Updated efficacy and safety outcomes of these cohorts showed that the objective response rate was 50% (95% CI, 39.5-60.5) with responses seen across all prior treatment lines. Median progression-free survival (PFS) was 13.1 months (95% CI, 4.3-25.7) and the median OS was 65.4 months (29.5-not reached). Then, 4-year PFS and OS rates were 37% and 59%, respectively
Sixteen patients (15%) had a complete response, 34 (32%) had a partial response, and 18 (17%) had stable disease. Additionally, the median duration of response was 63.2 months (range, 2.9-63.2). The duration of response beyond 1 year was 87%, beyond 2 years was 71%, and beyond 3 or 4 years was 66%, respectively.

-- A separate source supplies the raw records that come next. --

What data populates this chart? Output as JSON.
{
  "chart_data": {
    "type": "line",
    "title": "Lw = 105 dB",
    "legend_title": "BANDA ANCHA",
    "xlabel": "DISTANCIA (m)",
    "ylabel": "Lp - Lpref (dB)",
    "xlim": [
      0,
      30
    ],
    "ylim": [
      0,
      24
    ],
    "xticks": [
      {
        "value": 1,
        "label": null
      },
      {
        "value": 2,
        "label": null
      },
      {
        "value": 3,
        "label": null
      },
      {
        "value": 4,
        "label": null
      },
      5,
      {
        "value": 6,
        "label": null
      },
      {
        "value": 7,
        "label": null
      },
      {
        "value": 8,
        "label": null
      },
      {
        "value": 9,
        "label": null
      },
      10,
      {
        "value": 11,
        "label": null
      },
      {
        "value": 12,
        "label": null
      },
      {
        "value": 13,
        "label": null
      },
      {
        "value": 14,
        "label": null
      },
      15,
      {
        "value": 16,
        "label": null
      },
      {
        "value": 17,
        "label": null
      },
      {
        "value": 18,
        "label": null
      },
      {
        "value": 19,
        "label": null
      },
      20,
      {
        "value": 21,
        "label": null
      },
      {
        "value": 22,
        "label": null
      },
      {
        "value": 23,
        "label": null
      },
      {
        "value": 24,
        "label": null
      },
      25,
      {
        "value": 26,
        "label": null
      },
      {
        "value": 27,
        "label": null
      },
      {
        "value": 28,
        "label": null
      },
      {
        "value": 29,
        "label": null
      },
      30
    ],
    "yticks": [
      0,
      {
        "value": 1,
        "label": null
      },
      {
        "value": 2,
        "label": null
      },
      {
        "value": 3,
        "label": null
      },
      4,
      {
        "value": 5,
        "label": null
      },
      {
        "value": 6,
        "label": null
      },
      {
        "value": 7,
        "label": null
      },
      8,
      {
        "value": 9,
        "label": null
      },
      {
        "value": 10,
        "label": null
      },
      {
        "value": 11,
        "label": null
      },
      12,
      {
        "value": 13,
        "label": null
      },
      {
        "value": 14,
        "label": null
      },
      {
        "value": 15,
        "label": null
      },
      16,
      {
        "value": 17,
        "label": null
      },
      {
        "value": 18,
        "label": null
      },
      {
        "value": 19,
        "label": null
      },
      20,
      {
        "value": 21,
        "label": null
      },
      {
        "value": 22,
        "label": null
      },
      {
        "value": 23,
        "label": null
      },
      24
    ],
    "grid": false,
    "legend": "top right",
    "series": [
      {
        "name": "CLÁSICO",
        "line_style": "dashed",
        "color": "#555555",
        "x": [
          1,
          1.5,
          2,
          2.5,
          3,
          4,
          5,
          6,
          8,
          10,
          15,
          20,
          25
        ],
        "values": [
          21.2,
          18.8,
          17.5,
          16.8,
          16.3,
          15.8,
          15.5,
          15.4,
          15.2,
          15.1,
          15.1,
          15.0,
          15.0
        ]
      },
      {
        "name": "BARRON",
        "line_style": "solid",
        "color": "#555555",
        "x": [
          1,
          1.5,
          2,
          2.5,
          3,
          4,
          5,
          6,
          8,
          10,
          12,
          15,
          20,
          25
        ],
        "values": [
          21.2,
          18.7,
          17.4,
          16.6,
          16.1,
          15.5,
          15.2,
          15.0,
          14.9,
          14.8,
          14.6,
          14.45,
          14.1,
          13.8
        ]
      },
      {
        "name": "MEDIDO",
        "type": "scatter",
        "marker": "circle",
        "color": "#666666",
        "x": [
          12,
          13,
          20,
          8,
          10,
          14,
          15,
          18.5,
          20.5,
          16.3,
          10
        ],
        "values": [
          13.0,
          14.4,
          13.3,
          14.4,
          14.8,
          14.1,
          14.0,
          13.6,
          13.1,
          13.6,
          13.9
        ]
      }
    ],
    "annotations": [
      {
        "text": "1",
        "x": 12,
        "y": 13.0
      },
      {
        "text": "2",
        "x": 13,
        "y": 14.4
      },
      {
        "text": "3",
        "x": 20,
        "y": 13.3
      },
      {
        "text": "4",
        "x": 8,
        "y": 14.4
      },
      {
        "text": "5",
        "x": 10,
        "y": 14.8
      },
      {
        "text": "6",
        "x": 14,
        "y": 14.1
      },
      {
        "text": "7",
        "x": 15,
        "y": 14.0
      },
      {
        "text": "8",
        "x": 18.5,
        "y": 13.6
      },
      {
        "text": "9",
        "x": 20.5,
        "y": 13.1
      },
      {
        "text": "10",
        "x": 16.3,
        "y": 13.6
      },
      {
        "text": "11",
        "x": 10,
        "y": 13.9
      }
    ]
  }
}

Regarding safety, 71 patients (76%) had 1 or more treatment-related adverse event (TEAE) of which 13 patients (14%) had grades 3 or 4 TEAEs. There were no fatal or grade 5 TEAEs reported in the trial.
Overall, pembrolizumab elicited robust and durable antitumor activity in patients with previously treated, advanced MSI-H/dMMR tumors.
“If patients responded, the chance that they extended beyond 4 years or more was 66%. We are talking about potentially curing women with recurrent ovarian cancer who are MMR deficient or MSI-high,” added O’Malley.